Время от времени на пути мне попадался мой личный Мефистофель – Альберт, что незаметно появлялся у меня за спиной тогда, когда, казалось бы, хуже уже некуда. В карманы задувал ветер, пустой желудок нашептывал пустые обещания и уверял, что завтра, обязательно завтра… все случится, полыхнет в небесах – я только и делал, что как заговоренный повторял за ним, и если Альберт не давал денег в долг, то предлагал всякие махинации, обязательно связанные с Бюро. Я отказывался, и он снова растворялся в тенях.
Так долго не могло продолжаться, я прекрасно понимал это. Сначала лопнуло желчное терпение тетки. Одним ранним утром-днем-вечером она с ходу выкидывает мне классический панельный номер без каких-либо прелюдий. Все было так:
Уставшая предзарплатная пятница в конце месяца. Дверь в квартиру открыта. Будничный сквозняк по холодному полу. Столпившиеся в прихожке соседи как по команде горланят невнятицу на душную голову. Некоторые из них еще трезвые… Среди выродившихся лиц я узнаю тех, у кого еще недавно брал денег по мелочевке…
– Ты посмотри, ты посмотри, в какой сральник превратил мою комнату, мою квартиру! Мою жизнь! Хватит! Катись к своему братцу-собутыльнику…
С вещами на выход. Обратно на Лесную…
– Что мне там делать?..
Но меня никто не слышит.
– Сколько горя я от тебя натерпелась!! А от твоего братца?! Бог свидетель, сколько приходил он ко мне денег просить! Жень, ты помнишь?! Сволочь! Звонки посреди ночи! Я думала, что-то случилось! Приезжала на эту Лесную… В два! в три часа ночи! Сразу давление, скорую… Сральник! Во что вы превратили материнский дом?!
У меня нет дома. Это не мой дом.
– Дебошир! Просто неблагодарный выродок! Где ваш отец был, когда росли такие ублюдки?!
Работал… Он работал. Клянусь, он работал, ничего больше, только работа, работа и умная голова. Я с детства не видел отца. Не нужно его сюда вмешивать.

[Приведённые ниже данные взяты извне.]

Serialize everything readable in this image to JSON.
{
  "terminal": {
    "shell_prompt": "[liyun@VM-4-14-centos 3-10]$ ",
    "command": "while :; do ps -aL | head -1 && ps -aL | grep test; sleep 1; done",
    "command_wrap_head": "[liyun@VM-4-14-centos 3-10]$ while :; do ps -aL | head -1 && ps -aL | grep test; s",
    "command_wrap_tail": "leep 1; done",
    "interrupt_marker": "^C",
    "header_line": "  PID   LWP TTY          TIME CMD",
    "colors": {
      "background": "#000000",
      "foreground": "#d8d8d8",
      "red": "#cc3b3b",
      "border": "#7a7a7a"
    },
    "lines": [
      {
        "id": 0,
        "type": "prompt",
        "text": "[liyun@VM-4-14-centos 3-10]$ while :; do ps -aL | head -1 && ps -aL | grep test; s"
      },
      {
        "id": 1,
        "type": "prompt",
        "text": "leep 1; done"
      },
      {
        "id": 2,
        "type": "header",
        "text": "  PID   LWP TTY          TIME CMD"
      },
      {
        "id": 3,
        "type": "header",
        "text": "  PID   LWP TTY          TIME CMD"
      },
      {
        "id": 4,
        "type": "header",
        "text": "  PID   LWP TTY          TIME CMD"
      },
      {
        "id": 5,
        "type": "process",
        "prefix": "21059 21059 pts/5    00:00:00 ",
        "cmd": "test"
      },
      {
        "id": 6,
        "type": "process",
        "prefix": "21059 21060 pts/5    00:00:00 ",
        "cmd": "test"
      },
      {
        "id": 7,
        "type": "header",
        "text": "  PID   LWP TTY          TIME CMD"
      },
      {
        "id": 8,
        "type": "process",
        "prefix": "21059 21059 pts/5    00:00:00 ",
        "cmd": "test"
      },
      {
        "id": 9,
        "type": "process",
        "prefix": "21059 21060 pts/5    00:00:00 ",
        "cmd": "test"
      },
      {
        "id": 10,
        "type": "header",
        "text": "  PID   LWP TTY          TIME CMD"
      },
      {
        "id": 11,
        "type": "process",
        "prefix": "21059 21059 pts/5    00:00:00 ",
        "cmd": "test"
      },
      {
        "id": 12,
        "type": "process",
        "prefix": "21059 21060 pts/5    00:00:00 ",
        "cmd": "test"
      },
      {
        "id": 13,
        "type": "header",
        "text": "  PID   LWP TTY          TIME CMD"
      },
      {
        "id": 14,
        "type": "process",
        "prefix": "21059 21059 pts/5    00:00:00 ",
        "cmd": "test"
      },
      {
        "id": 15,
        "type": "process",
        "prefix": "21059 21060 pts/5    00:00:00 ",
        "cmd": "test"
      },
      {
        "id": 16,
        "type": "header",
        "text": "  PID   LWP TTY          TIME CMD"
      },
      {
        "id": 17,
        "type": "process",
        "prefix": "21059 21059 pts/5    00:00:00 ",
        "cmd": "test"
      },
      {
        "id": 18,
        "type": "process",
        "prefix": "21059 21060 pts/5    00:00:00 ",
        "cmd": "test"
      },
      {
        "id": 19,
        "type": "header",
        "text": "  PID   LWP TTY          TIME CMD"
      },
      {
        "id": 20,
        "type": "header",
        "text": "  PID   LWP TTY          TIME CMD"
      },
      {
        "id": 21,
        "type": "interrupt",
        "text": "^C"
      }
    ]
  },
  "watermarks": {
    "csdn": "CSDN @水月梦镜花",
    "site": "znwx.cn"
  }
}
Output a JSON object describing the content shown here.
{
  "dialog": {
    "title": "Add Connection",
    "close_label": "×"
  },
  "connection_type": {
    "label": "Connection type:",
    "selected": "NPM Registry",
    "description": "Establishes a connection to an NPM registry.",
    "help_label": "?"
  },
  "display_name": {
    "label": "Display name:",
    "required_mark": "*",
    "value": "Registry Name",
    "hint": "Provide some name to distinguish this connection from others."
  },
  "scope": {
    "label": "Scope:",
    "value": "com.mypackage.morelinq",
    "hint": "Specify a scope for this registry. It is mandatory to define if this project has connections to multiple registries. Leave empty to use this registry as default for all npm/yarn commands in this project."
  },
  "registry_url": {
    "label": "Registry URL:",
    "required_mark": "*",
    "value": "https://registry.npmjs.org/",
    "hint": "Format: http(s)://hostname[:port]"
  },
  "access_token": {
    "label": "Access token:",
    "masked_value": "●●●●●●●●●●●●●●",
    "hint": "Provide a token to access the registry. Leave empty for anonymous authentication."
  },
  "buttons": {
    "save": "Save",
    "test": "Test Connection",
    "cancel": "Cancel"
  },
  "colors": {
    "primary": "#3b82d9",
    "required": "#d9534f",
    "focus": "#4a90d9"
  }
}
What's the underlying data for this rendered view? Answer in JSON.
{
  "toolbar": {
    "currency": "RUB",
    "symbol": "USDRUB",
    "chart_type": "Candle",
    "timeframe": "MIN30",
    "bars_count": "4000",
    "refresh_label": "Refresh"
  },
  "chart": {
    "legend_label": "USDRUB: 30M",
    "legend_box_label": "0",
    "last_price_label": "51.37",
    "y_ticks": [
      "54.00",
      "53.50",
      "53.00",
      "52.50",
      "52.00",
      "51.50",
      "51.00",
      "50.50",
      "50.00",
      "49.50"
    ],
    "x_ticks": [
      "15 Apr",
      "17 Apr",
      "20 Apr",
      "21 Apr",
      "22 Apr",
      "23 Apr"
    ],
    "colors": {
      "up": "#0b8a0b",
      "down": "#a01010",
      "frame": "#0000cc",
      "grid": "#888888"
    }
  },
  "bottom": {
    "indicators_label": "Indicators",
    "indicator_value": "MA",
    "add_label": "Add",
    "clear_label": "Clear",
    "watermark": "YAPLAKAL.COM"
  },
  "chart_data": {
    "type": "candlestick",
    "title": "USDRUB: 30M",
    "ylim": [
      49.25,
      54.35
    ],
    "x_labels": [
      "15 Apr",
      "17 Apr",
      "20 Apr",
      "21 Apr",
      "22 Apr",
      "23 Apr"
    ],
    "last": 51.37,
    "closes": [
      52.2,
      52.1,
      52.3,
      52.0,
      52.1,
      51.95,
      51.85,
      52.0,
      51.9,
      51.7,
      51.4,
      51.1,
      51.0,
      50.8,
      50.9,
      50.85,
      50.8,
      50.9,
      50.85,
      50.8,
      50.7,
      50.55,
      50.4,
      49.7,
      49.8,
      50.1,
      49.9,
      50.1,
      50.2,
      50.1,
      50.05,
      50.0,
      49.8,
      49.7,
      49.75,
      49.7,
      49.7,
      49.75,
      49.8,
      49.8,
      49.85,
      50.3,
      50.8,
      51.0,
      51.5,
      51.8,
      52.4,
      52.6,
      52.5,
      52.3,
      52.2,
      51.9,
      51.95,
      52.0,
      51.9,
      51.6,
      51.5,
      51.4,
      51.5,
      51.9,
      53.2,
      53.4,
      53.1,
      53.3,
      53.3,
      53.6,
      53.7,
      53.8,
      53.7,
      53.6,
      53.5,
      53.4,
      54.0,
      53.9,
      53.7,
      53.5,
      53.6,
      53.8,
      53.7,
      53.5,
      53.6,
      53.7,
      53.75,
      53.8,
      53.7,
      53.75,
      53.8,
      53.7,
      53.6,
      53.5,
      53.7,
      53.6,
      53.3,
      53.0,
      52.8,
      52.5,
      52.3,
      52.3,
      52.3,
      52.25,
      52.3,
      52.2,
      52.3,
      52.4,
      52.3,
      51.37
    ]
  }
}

– Кто вас воспитывал?! Мать?! Ох, я не могу… Мне снова плохо…
– Валя, ну зачем ты надрываешь себя…
– Зачем надрываю себя?! Ты правда хочешь знать?! Сначала его братец отравлял мне жизнь, теперь этот… Каждый день… Каждый! Просил, просил, просил, вымаливал на коленях, уверял, что это в последний раз! Клялся на крови! Угрожал, что покончит с собой… Запирался в моей же ванной! Пришлось замок ломать! Хоть починил бы кто… Ни одного мужика в доме… А потом… сначала серьги вынес, а под конец цепочку моей покойной матери! Выродок! и этот туда же! Ты помнишь, помнишь, как он ошивался у порога, когда его мать слегла?! Бог свидетель, я помню! А когда его в ментовку загребли?! Знаешь, за что?! Воровство! Мелкое воровство, как и подобает этому насекомому! А деньги когда высылала? А?! В столицу-то! В шестнадцать, в двадцать лет, будучи мелким ублюдком! Он не учился… Конечно! Зачем же?! Спускал все на этих блядей в юбках! Вырос бездарь, нахлебник! Хороша семейка, ничего не скажешь! Весь в отца, весь в отца!
Я ничего не помню. Это не мои грехи. У нас разные лица. У Него не было имени… У меня нет имени.
В тесном коридоре отчаянные крики:
– Мориц! Море! More!
– Он сейчас сблюет, – доносится где-то в дверном проеме.
– Не, просто вырубится…
– Только глянь на него! Точно сблюет, говорю тебе.
– Ты накрываешь, если не вырубится.
Кто эти люди? Представление… Но это не театр двух актеров. Все посторонние наблюдатели – главные лица. Я с теткой – лишние… всего лишь пятничная потеха перед беспробудными выходными… Ежедневная банальщина по телевизору… Соседи собрались, чтобы лично препроводить меня из квартиры – отличный будничный сюжет.
– Когда уже домой, ма? – говорит, держась за подол, детским голосом в стену.
Когда уже домой, ма? И правда, когда уже домой, ма?! Но никто не слышит.
– Я ему говорю… ты же свой среди господ, ты же
– А он что?
– Он ни в какую! Что-то заладил про какую-то секретаршу. Мол, пока она там работает, ни ногой в Бюро! Говно! А ведь даже не попытался… А ведь сколько я для его отца в свое время сделал, и вот те на – неблагодарность на старости лет.
Только голоса – никаких призраков, никаких образов в голове… Я их избегаю, щурясь или просто закрывая глаза.
– Ну не начинай… Ма, это не я, – откуда-то изнутри.